Despite low interest rates, home sales nationally are expected to slow in 2020, as inventory reaches historic lows, and economic uncertainty prompts consumers to curb spending, according to a new study by realtor.com.
Even with these national trends, the realtor.com study expects Greater Worcester home sales volume and prices to remain flat next year. Greater Boston is expected to see volume drop by 2.1% while prices rise 1.2%; the Hartford area will see sales and prices decrease by 3%; and Portland, Maine is on track to see sales decline by 1.4% while prices rise 1.2%.
While national volume is expected to dip, Millennials, the oldest members approaching 40, and most turning 30 next year, will comprise 50% of all U.S. home purchases, the forecast predicted.

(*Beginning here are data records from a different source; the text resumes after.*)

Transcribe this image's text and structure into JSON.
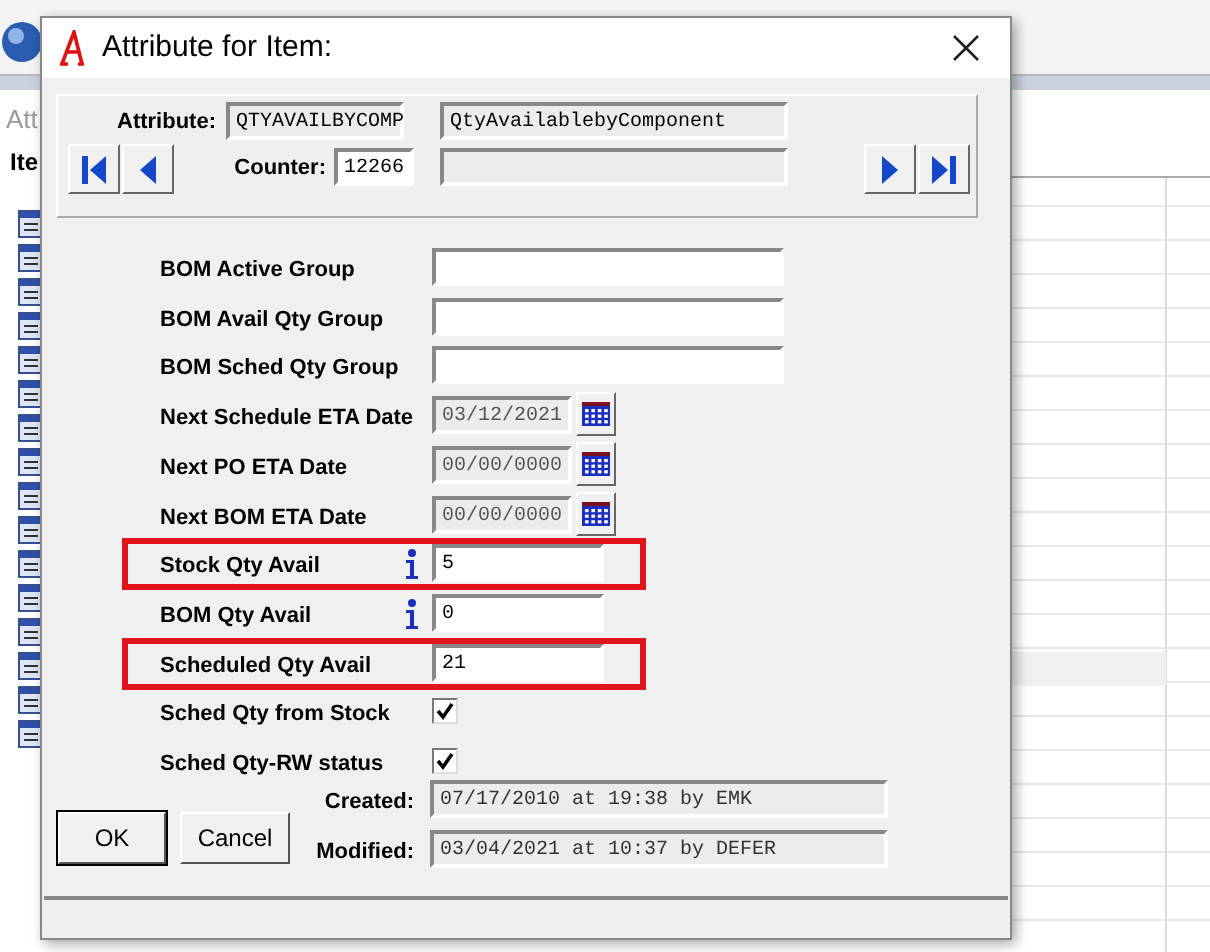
{
  "background": {
    "fragments": [
      "Att",
      "Ite"
    ]
  },
  "window": {
    "title": "Attribute for Item:"
  },
  "header": {
    "attribute_label": "Attribute:",
    "attribute_code": "QTYAVAILBYCOMP",
    "attribute_name": "QtyAvailablebyComponent",
    "counter_label": "Counter:",
    "counter": "12266"
  },
  "fields": [
    {
      "kind": "text",
      "label": "BOM Active Group",
      "info": false,
      "highlighted": false
    },
    {
      "kind": "text",
      "label": "BOM Avail Qty Group",
      "info": false,
      "highlighted": false
    },
    {
      "kind": "text",
      "label": "BOM Sched Qty Group",
      "info": false,
      "highlighted": false
    },
    {
      "kind": "date",
      "label": "Next Schedule ETA Date",
      "value": "03/12/2021",
      "info": false,
      "highlighted": false
    },
    {
      "kind": "date",
      "label": "Next PO ETA Date",
      "value": "00/00/0000",
      "info": false,
      "highlighted": false
    },
    {
      "kind": "date",
      "label": "Next BOM ETA Date",
      "value": "00/00/0000",
      "info": false,
      "highlighted": false
    },
    {
      "kind": "number",
      "label": "Stock Qty Avail",
      "value": "5",
      "info": true,
      "highlighted": true
    },
    {
      "kind": "number",
      "label": "BOM Qty Avail",
      "value": "0",
      "info": true,
      "highlighted": false
    },
    {
      "kind": "number",
      "label": "Scheduled Qty Avail",
      "value": "21",
      "info": false,
      "highlighted": true
    },
    {
      "kind": "checkbox",
      "label": "Sched Qty from Stock",
      "checked": true,
      "info": false,
      "highlighted": false
    },
    {
      "kind": "checkbox",
      "label": "Sched Qty-RW status",
      "checked": true,
      "info": false,
      "highlighted": false
    }
  ],
  "buttons": [
    {
      "label": "OK",
      "default": true
    },
    {
      "label": "Cancel",
      "default": false
    }
  ],
  "audit": [
    {
      "label": "Created:",
      "value": "07/17/2010 at 19:38 by EMK"
    },
    {
      "label": "Modified:",
      "value": "03/04/2021 at 10:37 by DEFER"
    }
  ]
}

Researchers said despite some relief from new construction, moderating home prices, and mortgage interest rates in the low single digits, first-time buyers will continue to struggle with affordability.
Sellers will contend with flattening price growth and slowing activity. These trends will drive existing home sales down 1.8% to 5.23 million.
Highlights of the realtor.com national 2020 forecast include:
- Home prices will flatten, increasing just 0.8% nationwide.
- Inventory shortages will prevail and could reach historic lows, especially the entry-level category.
- Mortgage rates will remain reasonable, averaging 3.85% throughout the year.
- Affordability will remain a key driver for buyers, benefitting mid-sized markets.
- With little incentive to sell, Baby Boomers will continue to hold onto their homes, while Gen X is more likely to upsize, freeing up some entry level inventory.
George Ratiu, senior economist at realtor.com, said while the economic output is expected to soften next year, influenced by uncertainty in the global outlook, business investment and trade, real estate fundamentals remain entangled in a perfect storm of continuing demand, tight supply, and tough financial underwriting.